L'espagne débloque 4 milliards pour l'ukraine et cofabrique des drones de guerre
Pedro Sánchez vient de transformer Madrid en arsenal de l'Est. Le président socialiste a annoncé ce vendredi à La Moncloa une injection supplémentaire de 1 milliard d'euros d'aide militaire à l'Ukraine, portant le total espagnol à 4 milliards en trois ans. Une somme colossale qui dépasse le budget annuel de certaines armées européennes.

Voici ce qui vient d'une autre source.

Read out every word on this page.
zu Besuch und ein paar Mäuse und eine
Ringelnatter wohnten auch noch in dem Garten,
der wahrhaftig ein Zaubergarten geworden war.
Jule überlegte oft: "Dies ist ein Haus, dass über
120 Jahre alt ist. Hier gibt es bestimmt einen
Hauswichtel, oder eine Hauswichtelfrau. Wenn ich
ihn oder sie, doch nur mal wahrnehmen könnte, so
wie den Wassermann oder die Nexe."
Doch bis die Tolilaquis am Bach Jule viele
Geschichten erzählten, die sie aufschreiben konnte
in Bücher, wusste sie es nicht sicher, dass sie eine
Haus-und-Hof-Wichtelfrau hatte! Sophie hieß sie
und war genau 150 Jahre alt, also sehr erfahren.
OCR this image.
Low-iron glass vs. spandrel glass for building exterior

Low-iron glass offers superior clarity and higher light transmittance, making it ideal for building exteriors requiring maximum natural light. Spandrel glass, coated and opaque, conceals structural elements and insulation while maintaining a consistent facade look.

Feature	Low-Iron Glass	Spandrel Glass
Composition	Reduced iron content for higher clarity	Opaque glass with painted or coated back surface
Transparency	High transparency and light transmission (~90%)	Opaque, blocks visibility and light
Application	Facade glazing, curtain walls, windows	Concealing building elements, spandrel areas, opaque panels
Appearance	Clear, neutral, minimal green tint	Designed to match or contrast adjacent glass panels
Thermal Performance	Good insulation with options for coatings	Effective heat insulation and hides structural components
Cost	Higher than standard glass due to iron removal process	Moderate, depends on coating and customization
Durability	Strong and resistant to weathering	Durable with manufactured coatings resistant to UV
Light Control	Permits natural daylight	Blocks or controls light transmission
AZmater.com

Une alliance technologique inédite entre madrid et kiev
Mais l'argent n'est qu'une partie de l'histoire. Sánchez a levé le voile sur une coopération industrielle sans précédent : l'Espagne va cofabriquer des drones et des radars avec des entreprises ukrainiennes. Le ministère de la Défense et plusieurs firmes espagnoles – non nommées – ont déjà signé des protocoles d'accord. Objectif : produire sur place des systèmes capables de repérer et de frapper avant d'être repérés.
Volodymyr Zelensky, en visite éclair à Madrid, a précisé la nature de ces partenariats. Sur son compte X, il a publié trois contrats signés avec Sener, le géant espagnol de l'aérospatial et de la défense. Missiles sol-air, renforcement de la défense aérienne, intégration d'intelligence artificielle dans les systèmes de ciblage : la liste est longue et technique. « Protéger nos cieux est notre priorité absolue », a-t-il lancé, entouré d'ingénieurs en costume et de militaires en treillis.
Le montage financier est tout aussi rusé. Une « bonne partie » des 1 milliard supplémentaire sera channelée via SAFE, le fonds d'assistance européen créé en 2024. Bruxelles prête, Kiev reçoit, l'industrie espagnole produit. Un cercle vertueux pour les uns, une spirale militaire pour les autres.

Le drone comme arme absolue du conflit moderne
Derrière les chiffres, une réalité crue : le champ de bataille ukrainien est devenu le laboratoire de l'armée de demain. Les drones y remplacent les tanks, les radars remplacent les casques. Coût unitaire : dix fois moins qu'un chasseur. Risque humain : quasi nul. Rendement stratégique : maximal. L'Espagne, qui n'a pas tardé à comprendre la leçon, y voit une opportunité de rattraper son retard technologique face à la France ou l'Allemagne.
Reste une question : ces armes cofabriquées serviront-elles uniquement à défendre Kiev ? Aucun contrat n'interdit leur revente ou leur détournement. Un détail que personne n'a mentionné dans la salle de presse de La Moncloa, mais que les services de renseignement surveillent déjà. Car dans cette guerre, le plus dangereux n'est pas toujours celui qu'on vise, mais celui qui hérite de l'arme après la bataille.